Ya ha sido observado que Borges se tomó unas cuantas libertades en la traducción y se sabe que renegaba públicamente de Beerbohm considerándolo escritor de un solo cuento, cosa que ponía a Bioy Casares los pelos de punta, posiblemente porque conocía mejor que nadie la influencia de este cuento sobre la obra borgiana. Como sea, el hecho de que Borges intenta colaborar con el cuento retocando aquí y allá apunta en ese sentido. Max Beerbohm, que además era caricaturista, dejó en A Christmas Garland lapidarios retratos escritos de sus contemporáneos Shaw, Wells y Chesterton, a quienes consideraba auténticas lacras y dignos de ser evitados. Bernard Shaw había dicho de Beerbohm que era “incomparable”, pero tratándose de Shaw vaya uno a saber con qué lo comparaba. Según parece, los escritores de aquella época se comportaban exactamente igual que ahora.

El 3 de junio de 1997, cien años adelante de su propio tiempo, Enoch Soames aparece en la sala de lectura del museo Británico, donde copia un texto que se llevará de regreso a su época, compuesto en un idioma enteramente “fonético”:
From page 234 of “Inglish Littracher 1890-1900″ bi T. K. Nupton, publishd bi th Stait, 1992.
Fr egzarmpl, a riter ov th time, naimed Max Beerbohm, hoo woz stil alive in th twentith senchri, rote a stauri in wich e pautraid an immajnari karrakter kauld “Enoch Soames” -a thurd-rait poit hoo beleevz imself a grate jeneus an maix a bargin with th Devvl in auder ter no wot posterriti thinx ov im! It iz a sumwot labud sattire, but not without vallu az showing hou seriusli the yung men ov th aiteen-ninetiz took themselvz. Nou that th littreri profeshn haz bin auganized az a departmnt of publik servis, our riters hav found their levvl an hav lernt ter doo their duti without thort ov th morro. “Th laibrer iz werthi ov hiz hire” an that iz aul. Thank hevvn we hav no Enoch Soameses amung us to-dai!
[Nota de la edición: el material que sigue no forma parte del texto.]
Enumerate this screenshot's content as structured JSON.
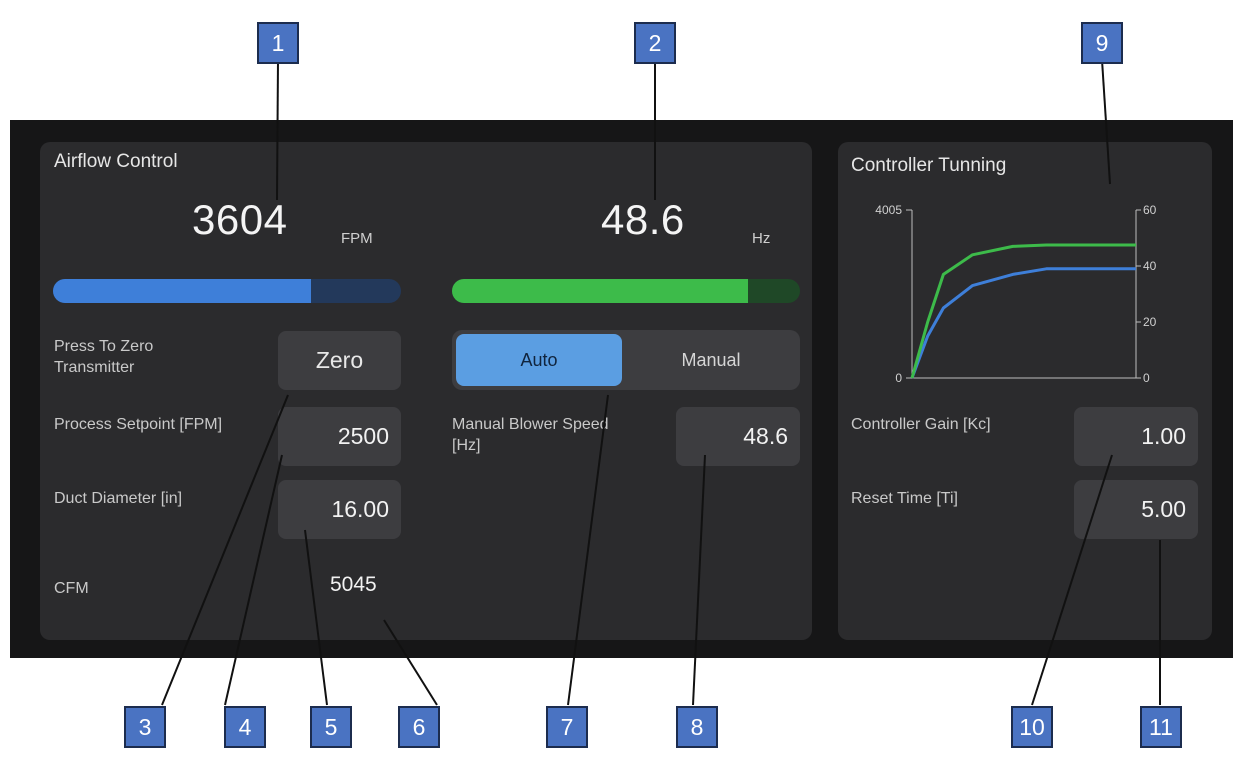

La traducción de Borges consigue un efecto parecido y es extremadamente hilarante:
De la p. 274 de Literatura Britaniqa 1890-1900 x T. K. Nupton, publicado x el Estado, 1992: x
ehemplo 1 sqritor de la epoqa, Max Beerbohm, qe bibió ast´öl siglo 20, sqribió 1 quento do ai 1 typo fiqtisio llamado Enoch Soames.— 1 pueta de tersera qategoría qe se qreía 1 henio e iso 1 paqto con el Diablo para saber qe pensaría dél la posteridá. Es una satyra un poqo forsada
pero no sin balor x qe muestra qen serio se tomaban los ombres hóbenes desa déqada. Aora qe la profesión literaria a sido organisada como 1 seqtor del serbisio públiqo, los sqritores an enqontrado su nibel y an prendido a aser su obligasión sin pensar en el maniana. El hornalero stá a I’altura del hornal; i eso es todo. Felismente no qedan Enoch Soames en esta époqa.
Así es como nos imaginó Max Beerbohm. Tanto él en su cuento como Borges en su traducción intentan predecir la forma en que degenerará el lenguaje, pero Borges, en su afán de colaboración, consigue algo increíble: el estilo típico de un SMS (Short message service, Servicio de mensaje breve) o mensaje de texto de los miles que la telefonía celular irradia diariamente al espacio.
El primer SMS fue enviado por la red Vodafone en 1992, año en que se publicó el libro del cual Enoch Soames copió un fragmento que llevó hasta su época.
Muchos pretendieron haber estado presentes el día y la hora señalados para la aparición de Enoch Soames en el salón de lectura del museo Británico, entre ellos el mago Teller, del dueto Penn & Teller, a quienes ya hemos encontrado metiendo las narices en otra parte. También estaba allí Juan Pedro Aparicio, que tradujo el cuento para la editorial Rey Lear, según el suplemento de Cultura de El Mundo del 27 de noviembre de 2006 en su artículo “El misterio de Enoch Soames”. El mago Teller ha escrito un maravilloso relato de aquel día donde cuenta cómo lo vieron aparecer y desaparecer. Lamentablemente, son muchos más quienes aseguran haber asistido ese día, a esa hora y en el mismo lugar a una gran fiesta organizada por el museo en homenaje a Beerbohm. No hay completo acuerdo sobre el número de asistentes, pero todos recuerdan claramente que el vino corrió a raudales.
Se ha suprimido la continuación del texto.